William F. Nolan, the co-author of Logan‘s Run, has died at the age of 93.
Nolan passed away “without pain” while staying at the hospital following complications from an infection. His death was announced by his collaborator and friend Jason V. Block, who penned an obituary for the author, screenwriter and artist. Nolan is best known for his work on the 1967 novel Logan’s Run and its sequels, but has published an extensive number of book series, anthologies, biographies and more, including several works on Ray Bradbury, who Nolan was a large fan of. Nolan’s relationship to Bradbury saw him compile his first serious title, Ray Bradbury Review, in response to the author’s work.
Nolan and George Clayton Johnson’s Logan’s Run tells the story of a dystopian future society where both the population and the consumption of resources are maintained by euthanizing everyone upon reaching the age of 21. Until their death, the population are allowed any indulgence they can imagine. The novel follows the titular Logan, who is a Sandman charged with enforcing the rule and killing citizens who run from it, until he decides to run away himself.
In a previous interview with The Hollywood Reporter, Nolan reflected on the idea that Logan’s Run needs to star a male lead in any future movie adaptations. “I am not a fan of the idea that Logan should be female. Mainly because Logan’s story is his story,” he said. “If there is another story, then that could be in a TV episode or something, but it would not be Logan’s story.
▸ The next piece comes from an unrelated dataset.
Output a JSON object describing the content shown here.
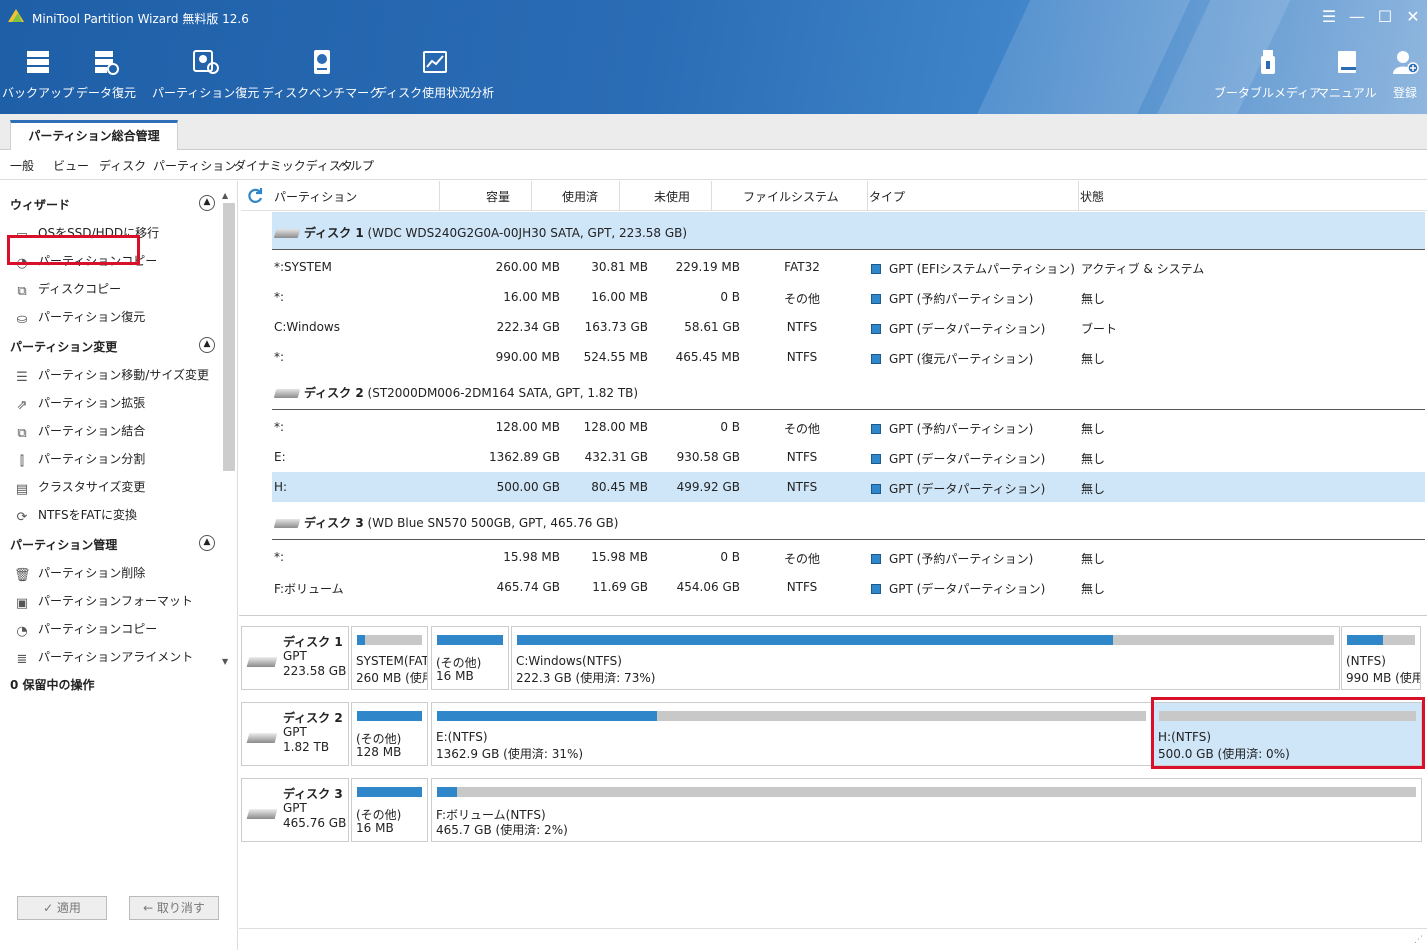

That would be a different character. Just changing to a woman to be fashionable doesn’t work, and George [Clayton Johnson, co-author] told me he felt the same.” Nolan did say that he wished a film reboot would set the “Last Day” at 21, as it was in the novel, instead of at 30 like the 1976 movie.
Nolan spent his years following Ray Bradbury Review creating fanzine work and other fan-related projects before making his first large sale to Playboy with “The Darendinger Build-Up.” The publication of his first serious work of fiction prompted Nolan to become a professional writer. Around the same time, Bradbury introduced Nolan to the late Charles Beaumont, who would become Nolan’s best friend for ten years until Beaumont’s death. Nolan, Johnson, Beaumont, Richard Matheson, Chad Oliver, Charles E. Fritch, Kris Neville, John Tomerlin, Mari Wolf and several others comprised a group that would meet to discuss stories.